Which is why you have to sneak up to the building's glass-walled atrium to get a sense of its inner intelligence. Austin acknowledges that people who watch the Rogers firm closely may not find this building "pure Rogers."
But it is Rogers enough, and a good start by firm that has been reluctant to get into the U.S. office market because of the aesthetic backwardness of many corporate clients. Kai Reynolds of JBG Cos. says that his company, which has since sold the 300 New Jersey complex to a new owner, hopes to develop other Washington area properties with the Rogers firm.
Given how natural and bureaucratic forces conspired against 300 New Jersey Ave. NW at several points in its development, it's good news that neither JBG nor Rogers is discouraged about future plans. Most egregious was the interference of the Architect of the Capitol, the controversial government office that got mired in delays and ballooning budgets while overseeing the $621 million Capitol Visitor Center boondoggle. The AOC, a notoriously opaque operation, demanded that new construction at 300 New Jersey be cut down from 12 to 10 floors and asserted its will (through Congress) despite approvals from the District's Board of Zoning Adjustment.
Then, during construction, the contractors found that the Tiber Creek, which flows through the site, was misplaced on historic maps. That required reconfiguring the underground parking garage while in the middle of construction.
There were also latent habits of architectural thinking that had to be resisted. The office site is so close to the Capitol that the default design would have focused the building squarely on the view to the big white dome. But the architects decided to orient the complex onto a quaint but forgotten swath of green on the east side of the project, where the forlorn National Japanese American Memorial connects with the parks and fountains of the Capitol's North axis. By drawing the building front away from New Jersey Avenue on a slight angle , they created an appealing public triangle that connects the complex to the city and the green space beyond.
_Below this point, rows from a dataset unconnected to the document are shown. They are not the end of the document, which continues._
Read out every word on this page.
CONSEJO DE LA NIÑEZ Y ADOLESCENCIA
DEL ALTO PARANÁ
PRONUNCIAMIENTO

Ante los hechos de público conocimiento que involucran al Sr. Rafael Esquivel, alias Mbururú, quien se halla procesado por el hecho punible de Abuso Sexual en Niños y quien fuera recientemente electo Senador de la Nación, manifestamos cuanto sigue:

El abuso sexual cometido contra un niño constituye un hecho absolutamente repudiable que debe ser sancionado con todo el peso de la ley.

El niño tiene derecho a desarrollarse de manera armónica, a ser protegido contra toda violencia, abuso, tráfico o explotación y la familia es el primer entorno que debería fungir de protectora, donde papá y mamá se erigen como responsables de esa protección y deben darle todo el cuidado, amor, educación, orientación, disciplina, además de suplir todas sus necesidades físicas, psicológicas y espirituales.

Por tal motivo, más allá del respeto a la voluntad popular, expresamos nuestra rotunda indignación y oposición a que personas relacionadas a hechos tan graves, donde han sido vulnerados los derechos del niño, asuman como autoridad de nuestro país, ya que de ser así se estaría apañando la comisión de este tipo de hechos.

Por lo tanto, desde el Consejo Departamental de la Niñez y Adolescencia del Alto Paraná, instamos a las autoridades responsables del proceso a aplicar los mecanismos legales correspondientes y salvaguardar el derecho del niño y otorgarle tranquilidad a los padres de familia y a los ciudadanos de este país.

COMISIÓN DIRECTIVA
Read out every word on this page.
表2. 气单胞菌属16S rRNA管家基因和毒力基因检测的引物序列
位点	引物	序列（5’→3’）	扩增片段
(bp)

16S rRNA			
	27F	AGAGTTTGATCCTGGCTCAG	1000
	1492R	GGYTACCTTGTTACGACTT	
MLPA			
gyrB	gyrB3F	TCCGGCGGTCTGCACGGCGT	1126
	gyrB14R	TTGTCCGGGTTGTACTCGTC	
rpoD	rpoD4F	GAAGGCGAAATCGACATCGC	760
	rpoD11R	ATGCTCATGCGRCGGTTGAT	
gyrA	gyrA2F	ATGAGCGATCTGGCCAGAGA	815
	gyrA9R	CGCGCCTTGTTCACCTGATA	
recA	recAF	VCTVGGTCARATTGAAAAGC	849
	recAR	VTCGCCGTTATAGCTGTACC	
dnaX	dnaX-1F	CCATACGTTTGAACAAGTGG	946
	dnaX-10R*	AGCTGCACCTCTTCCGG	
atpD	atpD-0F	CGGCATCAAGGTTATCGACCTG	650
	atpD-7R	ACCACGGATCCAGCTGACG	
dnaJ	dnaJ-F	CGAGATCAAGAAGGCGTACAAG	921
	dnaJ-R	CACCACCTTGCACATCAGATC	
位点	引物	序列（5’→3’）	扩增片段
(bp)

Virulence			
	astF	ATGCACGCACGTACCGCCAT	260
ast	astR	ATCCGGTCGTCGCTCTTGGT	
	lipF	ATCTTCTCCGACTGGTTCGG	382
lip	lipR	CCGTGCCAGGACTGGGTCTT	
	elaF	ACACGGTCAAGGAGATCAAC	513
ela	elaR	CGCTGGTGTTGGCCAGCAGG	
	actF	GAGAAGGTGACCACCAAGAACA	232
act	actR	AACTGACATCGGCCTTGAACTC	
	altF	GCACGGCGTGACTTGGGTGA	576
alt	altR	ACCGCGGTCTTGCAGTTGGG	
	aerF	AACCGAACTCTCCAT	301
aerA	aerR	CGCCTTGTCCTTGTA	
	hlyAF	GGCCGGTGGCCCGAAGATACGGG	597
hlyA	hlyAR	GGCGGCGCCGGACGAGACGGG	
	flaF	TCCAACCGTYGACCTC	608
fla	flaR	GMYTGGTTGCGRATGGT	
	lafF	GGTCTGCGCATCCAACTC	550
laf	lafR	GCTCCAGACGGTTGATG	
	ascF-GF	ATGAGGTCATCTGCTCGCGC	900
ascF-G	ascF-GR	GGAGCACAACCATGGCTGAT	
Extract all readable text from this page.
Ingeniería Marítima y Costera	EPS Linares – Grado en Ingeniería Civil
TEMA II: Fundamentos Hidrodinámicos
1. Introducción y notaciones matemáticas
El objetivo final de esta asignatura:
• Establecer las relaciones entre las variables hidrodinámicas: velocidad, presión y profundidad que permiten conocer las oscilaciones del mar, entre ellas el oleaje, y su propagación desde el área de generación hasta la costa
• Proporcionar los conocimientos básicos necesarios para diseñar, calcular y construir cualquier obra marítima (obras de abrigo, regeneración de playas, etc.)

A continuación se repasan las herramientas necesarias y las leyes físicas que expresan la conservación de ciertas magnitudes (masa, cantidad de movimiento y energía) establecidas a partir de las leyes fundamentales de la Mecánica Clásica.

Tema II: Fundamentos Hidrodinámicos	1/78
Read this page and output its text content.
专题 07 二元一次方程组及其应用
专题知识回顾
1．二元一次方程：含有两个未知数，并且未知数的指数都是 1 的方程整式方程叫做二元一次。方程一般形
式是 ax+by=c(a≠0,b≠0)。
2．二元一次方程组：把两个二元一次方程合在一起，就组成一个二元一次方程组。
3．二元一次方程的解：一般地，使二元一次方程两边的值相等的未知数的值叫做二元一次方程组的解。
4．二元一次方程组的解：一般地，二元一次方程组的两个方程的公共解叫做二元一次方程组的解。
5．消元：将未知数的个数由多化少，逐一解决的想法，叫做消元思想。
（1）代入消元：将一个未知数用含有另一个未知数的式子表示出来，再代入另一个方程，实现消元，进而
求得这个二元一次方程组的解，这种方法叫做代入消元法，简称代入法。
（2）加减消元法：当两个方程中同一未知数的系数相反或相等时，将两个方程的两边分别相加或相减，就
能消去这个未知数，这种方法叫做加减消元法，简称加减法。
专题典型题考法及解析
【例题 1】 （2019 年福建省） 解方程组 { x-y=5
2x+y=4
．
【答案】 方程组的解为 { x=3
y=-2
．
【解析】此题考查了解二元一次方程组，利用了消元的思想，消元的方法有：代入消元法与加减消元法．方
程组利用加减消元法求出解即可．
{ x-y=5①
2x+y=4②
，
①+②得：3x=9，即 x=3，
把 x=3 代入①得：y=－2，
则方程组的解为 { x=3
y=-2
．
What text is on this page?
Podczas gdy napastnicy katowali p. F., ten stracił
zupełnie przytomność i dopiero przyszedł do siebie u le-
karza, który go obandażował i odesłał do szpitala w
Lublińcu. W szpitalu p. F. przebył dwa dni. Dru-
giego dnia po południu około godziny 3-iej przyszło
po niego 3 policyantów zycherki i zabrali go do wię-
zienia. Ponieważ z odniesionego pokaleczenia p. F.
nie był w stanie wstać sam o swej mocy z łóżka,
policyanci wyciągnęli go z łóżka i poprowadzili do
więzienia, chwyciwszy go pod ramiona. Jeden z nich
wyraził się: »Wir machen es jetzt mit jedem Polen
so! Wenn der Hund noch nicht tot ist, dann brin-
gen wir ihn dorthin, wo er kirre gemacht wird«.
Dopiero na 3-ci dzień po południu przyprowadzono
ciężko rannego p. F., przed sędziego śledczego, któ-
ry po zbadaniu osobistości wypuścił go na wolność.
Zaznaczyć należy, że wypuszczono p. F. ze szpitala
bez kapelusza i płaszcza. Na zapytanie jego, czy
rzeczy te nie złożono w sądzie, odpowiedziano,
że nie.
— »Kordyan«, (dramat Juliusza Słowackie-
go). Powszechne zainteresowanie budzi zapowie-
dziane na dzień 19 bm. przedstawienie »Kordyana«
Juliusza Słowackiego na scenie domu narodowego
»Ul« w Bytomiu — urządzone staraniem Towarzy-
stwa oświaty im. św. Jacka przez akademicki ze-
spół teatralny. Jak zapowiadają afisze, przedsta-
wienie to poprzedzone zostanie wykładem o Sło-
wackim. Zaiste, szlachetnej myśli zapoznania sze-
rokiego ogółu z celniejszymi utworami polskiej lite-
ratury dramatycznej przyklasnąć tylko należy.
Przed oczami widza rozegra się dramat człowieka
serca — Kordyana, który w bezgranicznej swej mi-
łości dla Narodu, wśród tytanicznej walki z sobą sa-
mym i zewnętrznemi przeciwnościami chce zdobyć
The results are worth the $71 million construction cost. Rogers's building challenges the institutional architecture of Washington not with some meaningless confrontational gesture, but with solid thinking and design excellence. Although his industrial style has been successfully integrated with historic buildings in other cities, the architect was wise to undertake a low-key approach on his first U.S. project in decades. (His other finished building is a technology center in Princeton, N.J.) Washington isn't just architecturally nervous, it is a city with no particular history of industry, which means an open celebration of the mechanistic is doubly novel in this town of conformist metal boxes hung with fake stone.
Novel, but welcome and thoughtful. The early buildings that defined industrial chic were often constructed using cantilevered forms and large airy spaces indebted more to bridge building than traditional office construction. Now we have a nest of little bridges -- or a tree -- that shows the creative potential rarely exploited in Washington office design.
It is as if an historical kernel of an architectural style that bypassed the District has been quietly implanted in the belly of the beast. One hopes that this tree grows roots, and spreads its canopy of influence.